The 1889 World Allround Speed Skating Championships took place at 8 and 9 January at the ice rink Museumplein in Amsterdam, Netherlands. It is the first World Allround Speed Skating Championships, it's unofficial because there was no International Skating Union (ISU is founded in 1892)

Three distances were skated at the World Championship, the ½ mile (850 meter), the 1 mile (1609 meter) and the 2 miles (3219 meter).
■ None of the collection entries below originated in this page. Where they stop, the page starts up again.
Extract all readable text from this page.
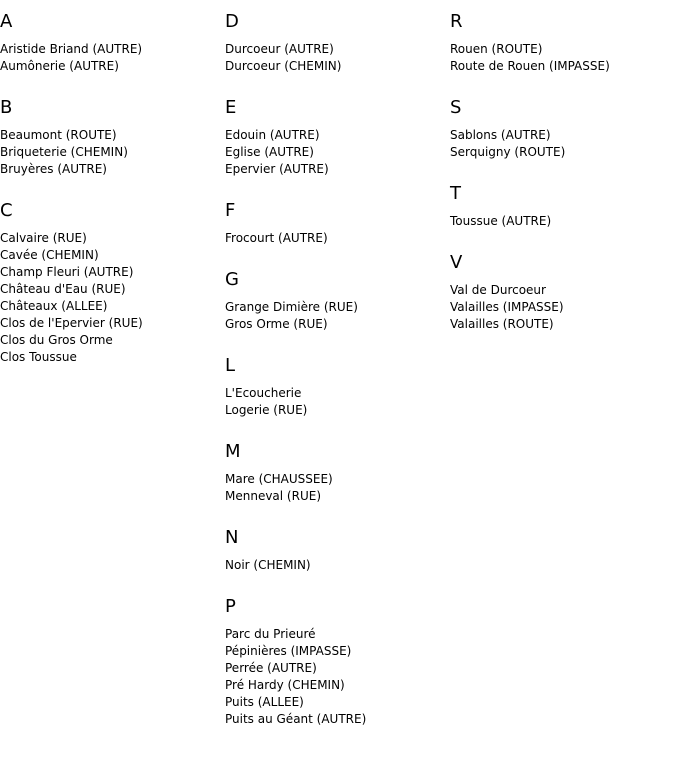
A
Aristide Briand (AUTRE)
Aumônerie (AUTRE)
B
Beaumont (ROUTE)
Briqueterie (CHEMIN)
Bruyères (AUTRE)
C
Calvaire (RUE)
Cavée (CHEMIN)
Champ Fleuri (AUTRE)
Château d'Eau (RUE)
Châteaux (ALLEE)
Clos de l'Epervier (RUE)
Clos du Gros Orme
Clos Toussue
D
Durcoeur (AUTRE)
Durcoeur (CHEMIN)
E
Edouin (AUTRE)
Eglise (AUTRE)
Epervier (AUTRE)
F
Frocourt (AUTRE)
G
Grange Dimière (RUE)
Gros Orme (RUE)
L
L'Ecoucherie
Logerie (RUE)
M
Mare (CHAUSSEE)
Menneval (RUE)
N
Noir (CHEMIN)
P
Parc du Prieuré
Pépinières (IMPASSE)
Perrée (AUTRE)
Pré Hardy (CHEMIN)
Puits (ALLEE)
Puits au Géant (AUTRE)
R
Rouen (ROUTE)
Route de Rouen (IMPASSE)
S
Sablons (AUTRE)
Serquigny (ROUTE)
T
Toussue (AUTRE)
V
Val de Durcoeur
Valailles (IMPASSE)
Valailles (ROUTE)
One became champion if one won all three distances.

The Russian Aleksandr Pansjin didn't win the final at the 2 miles and was not declared as winner due to the rules.

== Allround results ==
| Place | Athlete | Country | ½ mile kwalification | ½ mile skate-off | ½ mile final | 1 mile kwalification | 1 mile final | 2 mile kwalification | 2 mile final |
| NC1 | Aleksandr Panshin | RUS | 1:24.6 (1) | | 1:25.6 (1) | 2:59.0 (1) | 2:58.6 (1) | 6:31.6 (1) | 6:31.0 (2) |
| NC2 | Joe Donoghue | United States | 1:35.0 (9)* | | | 3:05.0 (2) | 3:00.2 (2) | 6:34.2 (2) | 6:24.0 (1) |
| NC3 | Klaas Pander | NED | 1:30.8 (2) | | 1:30.8 (2) | 3:26.0 (11) | | 6:50.0 (4) | 6:46.8 (4) |
| NC4 | George Jurrjens | NED | 1:35.6 (10) | | | 3:10.3 (3) | 3:07.2 (3) | 6:49.0 (3) | 6:43.2 (3) |
| NC5 | A. Couvée | NED | 1:33.0 (5) | 1:32.2 (2) | | 3:19.0 (6) | | 7:04.8 (5) | |
| NC6 | Louis Tebbutt | | 1:34.0 (7) | | | 3:14.0 (4) | 3:12.4 (4) | 7:07.2 (6) | |
| NC7 | C. Venema | NED | 1:33.2 (6) | | | 3:21.0 (9) | | 7:11.0 (7)* | |
| NC8 | G. van Blommestein | NED | 1:41.0 (19) | | | 3:30.6 (16) | | 7:50.0 (9) | |
| NC9 | Jakob de Jong | NED | 1:40.0 (16) | | | 3:30.2 (15) | | 7:35.2 (8) | |
| NC | T. Vethake | NED | 1:44.0 (21) | | | 3:39.8 (19) | | NF | |
| NC | D. Doijer | NED | 1:43.0 (20) | | | 3:26.8 (12) | | NF | |
| NC | Charles Tebbutt | | 1:33.0 (4) | 1:32.0 (1) | NF | 3:20.2 (8) | | NS | |
| NC | Pim Mulier | NED | 1:37.0 (12) | | | 3:32.0 (18) | | NS | |
| NC | R. Broekmeijer | NED | 1:40.0 (16) | | | 3:18.4 (5) | | NS | |
| NC | G. Green | | 1:38.0 (15) | | | 3:28.8 (14) | | NS | |
| NC | Willem van Vollenhoven | NED | 1:36.8 (11) | | | 3:27.0 (13) | | NS | |
| NC | Wim de Boer | NED | 1:37.0 (12) | | | 3:20.0 (7) | | NS | |
| NC | James Loveday | | 1:34.4 (8) | | | NS | | NS | |
| NC | William Loveday | | 1:32.0 (3) | | 1:34.0 (3) | 3:21.6 (10) | | NS | |
| NC | J. van Vollenhoven | NED | 1:40.0 (16) | | | NS | | NS | |
| NC | Foeke Tjalma | NED | 1:37.0 (14)* | | | NS | | NS | |
| NC | P. Ruitinga | NED | NF | | | 3:31.0 (17) | | NS | |
  * = Fell
 NC = Not classified
 NF = Not finished
 NS = Not started
 DQ = Disqualified
Source: SpeedSkatingStats.com

== Rules ==
Three distances have to be skated:
- ½ mile (805 m)
- 1 mile (1609 m)
- 2 miles (3219 m)

One could only win the World Championships by winning at all three distances, so there would be no World Champion if no skater won all three distances.

The winner of the distances was decided by a final of the best four skaters of the distance. If the same time was skated a skate-off is skated to decide the ranking.

Silver and bronze medals were not awarded.